As your game unfolds and the player interacts with your world, you may want to bring additional objects into play, or remove others. In this example, we’ll add a window to the kitchen. When the player opens it, a bee flies in. In the next section we’ll make this bee quite irritating.
First, let’s create the “bee” object. We don’t want this object to appear anywhere when the game starts, so create it outside of a room. If using the desktop version, you can set the parent to “none” when you add the new object, but it may be better to create a special room, perhaps called “nowhere” or “limbo” or “offstage”, and keep all your hidden objects there. Give the bee a suitable description.

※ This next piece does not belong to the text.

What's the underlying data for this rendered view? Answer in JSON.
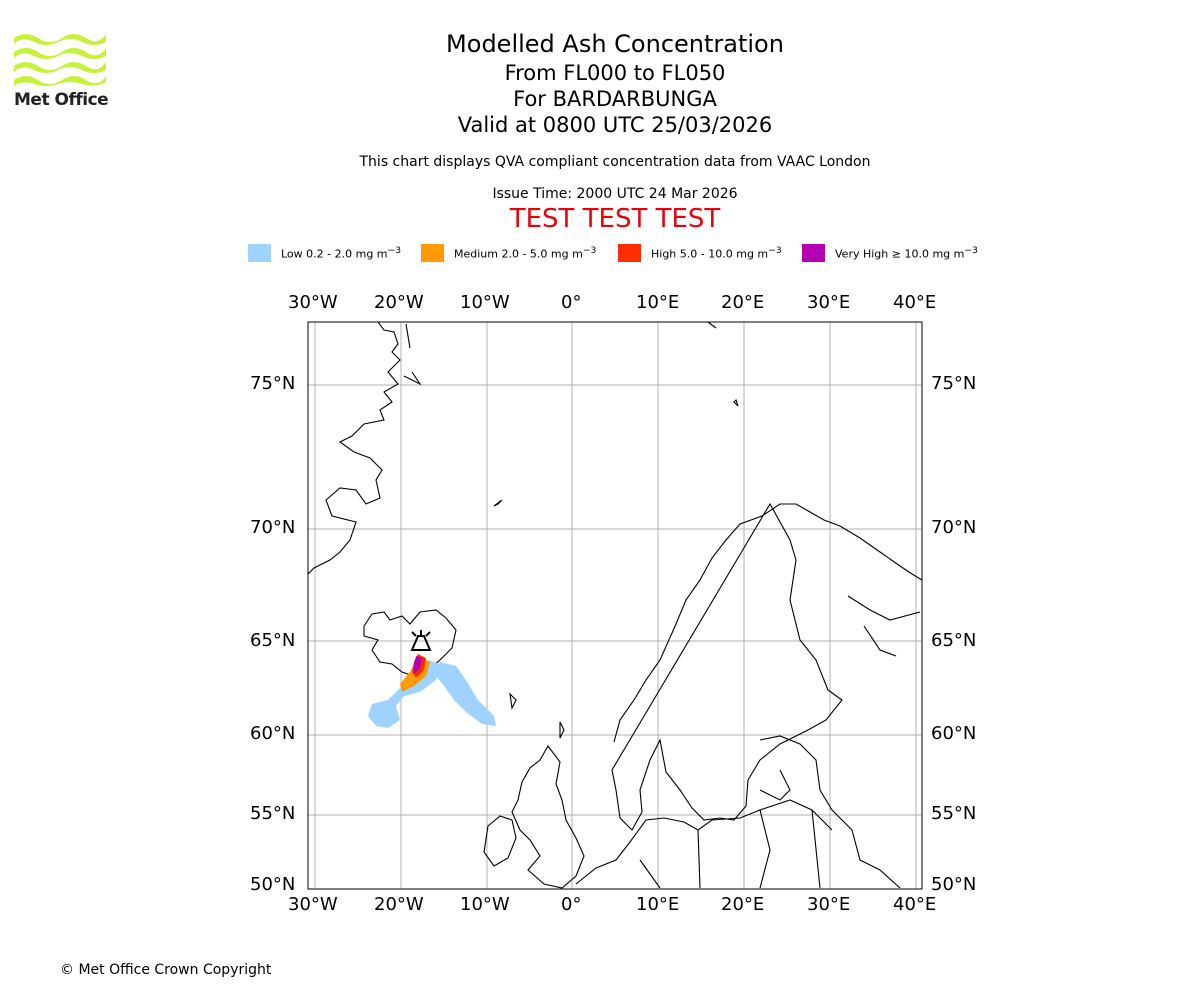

Now, add a window object to the kitchen and give it a sensible description. We want to make this window openable, but it’s not a container, as you can’t put things in a window. We can’t add “open” as a verb though, because the “open” command is handled by Quest’s container logic. The solution is to go to the Container tab (via the Features tab, of course) and select “Openable/Closable” from the Container Type list. This provides basic functionality for opening and closing an object, but it doesn’t do anything else.
Choose “Openable/Closable”, and now add script commands to the “Script to run when opening object”:
For the close script, you just need to add:
Launch the game and go to the kitchen. Open the window and verify that you can now look at the bee.
What if the player closes the window and then opens it again? They’ll be told that the bee has flown in again, which doesn’t make sense as it is already there.
One way to get around this might be to use an object flag, as we’ve done before. However it’s even simpler just to check if the bee is in the kitchen. Add an “if” command and choose “object contains”. Now you can select “kitchen” as the parent and “bee” as the child.
For the “then” script, print a message such as “You open the window. Not much happens.”
Now cut and paste the existing “print a message” (“a bee flies in…”) and “move object” to the “Else”.
As well as bringing an object into play, you can also remove an object from play using the “Remove object” command from the Objects category. This will set the object’s parent to “null”, so you can always bring it back into play again later. To destroy an object entirely, use the “Destroy an object” command - the object will be completely removed from the game. It is more efficient to simply remove the object from play though - it is less work for Quest to simply unset the object’s parent than it is to remove all the object’s attributes and destroy it - so it is recommended that you use “remove” in preference to “destroy”.
As an exercise, add an “apple” object, with a sensible description. Add an “eat” verb to the object which will print a message saying “You eat the apple. Tasty.” and then remove the apple from play (though it is worth noting that items can be set to be edible via the Edible tab).